The latter portion of Van Hollen's claim exaggerates the increase of premiums, rounding up liberally from the applicable numbers.

Claims A and B

Altogether, Van Hollen argued that profits and insurance premiums were so high that Congress should have done something about it.  It's a terrible argument built on factoids containing a measure of truth, since profits and premiums have both increased considerably.  It's a terrible argument given the problems pointed out above.  But PolitiFact has little problem with it.

One supposes that the important underlying points consisted of "profits have increased" and "premiums have increased."  If that supposition is close to accurate, then we have a case where PolitiFact ignored the argument spelled out by the person making the claim.  Instead, PolitiFact picked an underlying point that might as well have been picked as a means of avoiding the clearly stated but problematic underlying point Van Hollen had in mind.

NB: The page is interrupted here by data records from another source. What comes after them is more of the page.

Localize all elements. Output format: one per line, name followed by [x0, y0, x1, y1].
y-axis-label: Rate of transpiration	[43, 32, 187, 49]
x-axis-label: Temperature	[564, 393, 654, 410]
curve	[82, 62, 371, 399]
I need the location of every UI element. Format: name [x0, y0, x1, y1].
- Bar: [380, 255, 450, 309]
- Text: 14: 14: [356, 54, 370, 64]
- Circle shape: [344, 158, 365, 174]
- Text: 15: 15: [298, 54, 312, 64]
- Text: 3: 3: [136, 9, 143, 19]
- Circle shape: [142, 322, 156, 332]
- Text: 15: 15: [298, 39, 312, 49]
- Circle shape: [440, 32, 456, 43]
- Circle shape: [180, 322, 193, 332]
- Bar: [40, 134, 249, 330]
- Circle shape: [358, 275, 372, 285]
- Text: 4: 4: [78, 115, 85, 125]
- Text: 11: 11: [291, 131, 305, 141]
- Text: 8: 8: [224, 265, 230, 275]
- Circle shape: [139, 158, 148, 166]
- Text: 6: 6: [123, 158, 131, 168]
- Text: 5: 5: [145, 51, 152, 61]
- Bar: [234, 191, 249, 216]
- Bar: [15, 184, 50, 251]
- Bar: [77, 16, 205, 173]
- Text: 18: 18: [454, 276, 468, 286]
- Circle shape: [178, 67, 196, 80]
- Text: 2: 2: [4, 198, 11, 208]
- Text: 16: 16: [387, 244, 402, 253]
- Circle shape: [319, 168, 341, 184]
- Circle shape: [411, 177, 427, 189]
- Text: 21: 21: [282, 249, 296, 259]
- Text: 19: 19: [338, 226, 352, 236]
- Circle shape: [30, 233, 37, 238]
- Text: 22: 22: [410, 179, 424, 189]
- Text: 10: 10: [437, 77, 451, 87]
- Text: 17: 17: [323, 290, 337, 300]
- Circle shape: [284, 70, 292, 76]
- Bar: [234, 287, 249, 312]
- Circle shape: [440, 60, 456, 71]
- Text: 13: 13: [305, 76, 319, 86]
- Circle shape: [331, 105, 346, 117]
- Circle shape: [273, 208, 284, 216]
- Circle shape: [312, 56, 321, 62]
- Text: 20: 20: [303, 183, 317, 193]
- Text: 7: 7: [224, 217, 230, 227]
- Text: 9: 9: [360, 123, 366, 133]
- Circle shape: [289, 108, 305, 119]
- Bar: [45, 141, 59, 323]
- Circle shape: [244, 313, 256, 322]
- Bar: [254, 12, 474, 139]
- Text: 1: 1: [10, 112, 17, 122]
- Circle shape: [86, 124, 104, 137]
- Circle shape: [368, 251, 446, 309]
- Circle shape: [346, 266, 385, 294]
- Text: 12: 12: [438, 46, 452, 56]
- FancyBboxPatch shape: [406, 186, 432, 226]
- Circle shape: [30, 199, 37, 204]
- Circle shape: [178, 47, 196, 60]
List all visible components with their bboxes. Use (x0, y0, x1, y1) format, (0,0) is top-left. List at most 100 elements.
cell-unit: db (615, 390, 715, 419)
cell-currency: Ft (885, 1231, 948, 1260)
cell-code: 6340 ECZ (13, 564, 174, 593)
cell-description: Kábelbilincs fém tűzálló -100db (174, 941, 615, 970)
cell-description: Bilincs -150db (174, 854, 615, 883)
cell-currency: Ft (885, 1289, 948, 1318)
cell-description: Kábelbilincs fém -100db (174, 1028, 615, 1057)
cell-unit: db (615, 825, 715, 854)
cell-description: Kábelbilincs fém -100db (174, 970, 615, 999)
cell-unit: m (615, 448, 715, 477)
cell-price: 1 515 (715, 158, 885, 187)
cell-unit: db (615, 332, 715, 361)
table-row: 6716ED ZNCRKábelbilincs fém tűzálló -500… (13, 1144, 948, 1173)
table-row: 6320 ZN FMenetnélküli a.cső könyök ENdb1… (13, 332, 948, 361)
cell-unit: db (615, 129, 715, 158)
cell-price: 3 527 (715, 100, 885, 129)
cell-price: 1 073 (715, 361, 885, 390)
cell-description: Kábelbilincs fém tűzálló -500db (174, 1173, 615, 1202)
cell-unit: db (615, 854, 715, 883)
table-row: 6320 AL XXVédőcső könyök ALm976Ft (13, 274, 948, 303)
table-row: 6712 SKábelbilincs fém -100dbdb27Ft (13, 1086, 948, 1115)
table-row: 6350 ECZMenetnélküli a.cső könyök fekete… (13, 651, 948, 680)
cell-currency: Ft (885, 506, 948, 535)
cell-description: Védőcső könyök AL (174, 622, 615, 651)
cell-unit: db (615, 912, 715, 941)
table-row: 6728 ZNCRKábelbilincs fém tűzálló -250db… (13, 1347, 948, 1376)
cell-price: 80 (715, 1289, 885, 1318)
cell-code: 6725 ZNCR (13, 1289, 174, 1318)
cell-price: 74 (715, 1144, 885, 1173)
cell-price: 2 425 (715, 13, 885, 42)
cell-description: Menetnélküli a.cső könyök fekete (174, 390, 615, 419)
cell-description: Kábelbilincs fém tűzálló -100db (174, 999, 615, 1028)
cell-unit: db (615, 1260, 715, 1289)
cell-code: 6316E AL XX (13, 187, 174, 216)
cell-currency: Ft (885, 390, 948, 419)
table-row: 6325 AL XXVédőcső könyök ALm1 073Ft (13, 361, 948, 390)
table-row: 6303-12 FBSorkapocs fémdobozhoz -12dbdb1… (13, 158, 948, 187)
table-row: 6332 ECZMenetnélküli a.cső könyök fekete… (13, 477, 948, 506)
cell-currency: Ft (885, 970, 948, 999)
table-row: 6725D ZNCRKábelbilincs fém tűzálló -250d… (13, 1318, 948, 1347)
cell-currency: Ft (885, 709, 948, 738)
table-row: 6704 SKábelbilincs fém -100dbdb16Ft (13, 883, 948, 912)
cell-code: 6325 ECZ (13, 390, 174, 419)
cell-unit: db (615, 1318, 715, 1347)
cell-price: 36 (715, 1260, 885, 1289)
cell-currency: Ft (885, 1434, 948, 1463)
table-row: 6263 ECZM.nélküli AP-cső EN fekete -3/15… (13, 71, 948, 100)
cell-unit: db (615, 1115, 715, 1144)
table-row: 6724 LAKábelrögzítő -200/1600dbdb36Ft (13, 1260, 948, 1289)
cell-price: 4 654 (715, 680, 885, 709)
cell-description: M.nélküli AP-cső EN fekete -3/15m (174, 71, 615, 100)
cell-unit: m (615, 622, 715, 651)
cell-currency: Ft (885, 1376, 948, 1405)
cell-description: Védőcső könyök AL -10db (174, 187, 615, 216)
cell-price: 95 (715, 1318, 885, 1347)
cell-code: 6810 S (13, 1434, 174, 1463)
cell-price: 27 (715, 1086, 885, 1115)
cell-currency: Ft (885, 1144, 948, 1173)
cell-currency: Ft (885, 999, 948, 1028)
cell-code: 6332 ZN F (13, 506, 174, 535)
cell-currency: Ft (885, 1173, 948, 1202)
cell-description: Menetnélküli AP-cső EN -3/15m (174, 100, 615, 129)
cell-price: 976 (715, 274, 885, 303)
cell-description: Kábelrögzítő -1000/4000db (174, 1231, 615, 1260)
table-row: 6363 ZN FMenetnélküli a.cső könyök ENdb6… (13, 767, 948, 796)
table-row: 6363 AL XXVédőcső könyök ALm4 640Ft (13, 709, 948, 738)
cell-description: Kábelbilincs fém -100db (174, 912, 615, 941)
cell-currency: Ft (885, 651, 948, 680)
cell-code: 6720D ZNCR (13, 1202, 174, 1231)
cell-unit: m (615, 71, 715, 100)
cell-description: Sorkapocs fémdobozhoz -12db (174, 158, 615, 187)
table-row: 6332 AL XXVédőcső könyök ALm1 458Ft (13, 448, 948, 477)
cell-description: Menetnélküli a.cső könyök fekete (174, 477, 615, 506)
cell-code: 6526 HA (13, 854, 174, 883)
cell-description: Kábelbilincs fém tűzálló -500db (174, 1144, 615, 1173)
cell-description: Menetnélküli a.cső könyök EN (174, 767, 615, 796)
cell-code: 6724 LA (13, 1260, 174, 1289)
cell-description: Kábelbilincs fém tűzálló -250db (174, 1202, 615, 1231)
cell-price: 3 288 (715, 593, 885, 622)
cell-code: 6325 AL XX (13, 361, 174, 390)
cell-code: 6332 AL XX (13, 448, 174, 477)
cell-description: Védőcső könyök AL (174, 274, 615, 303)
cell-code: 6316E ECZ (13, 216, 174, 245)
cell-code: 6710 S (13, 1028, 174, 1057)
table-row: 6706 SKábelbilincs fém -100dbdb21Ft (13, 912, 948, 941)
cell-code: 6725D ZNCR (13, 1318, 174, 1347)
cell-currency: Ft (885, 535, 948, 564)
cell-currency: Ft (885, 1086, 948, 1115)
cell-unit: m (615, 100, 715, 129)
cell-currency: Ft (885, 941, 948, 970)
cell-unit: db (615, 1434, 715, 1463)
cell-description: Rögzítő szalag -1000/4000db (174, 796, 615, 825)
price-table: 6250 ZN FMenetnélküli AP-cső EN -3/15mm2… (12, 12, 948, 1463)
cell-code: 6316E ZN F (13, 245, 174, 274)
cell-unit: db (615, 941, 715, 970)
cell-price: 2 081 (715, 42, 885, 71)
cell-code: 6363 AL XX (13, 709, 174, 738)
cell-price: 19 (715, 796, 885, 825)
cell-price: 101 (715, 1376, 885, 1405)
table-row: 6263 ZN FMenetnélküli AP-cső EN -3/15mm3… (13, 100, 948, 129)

Profits went up largely, if not mostly, because the limited number of companies bought other companies and expanded their collective customer base.  Premiums went up because health costs went up while profit margins remained slim.  Van Hollen left out information that left the opposite impression from the one he intended to foment.  PolitiFact was either blind to it or did not care.


The grades:

Group A
Robert Farley:  F
Louis Jacobson:  F
Martha Hamilton: F

Group B
Robert Farley:  F
Louis Jacobson:  F
Martha Hamilton:  F

The twin fact checks lack due diligence at every turn.  If the underlying point is the most important aspect of a fact check regarding numbers then journalists err badly by missing the underlying point.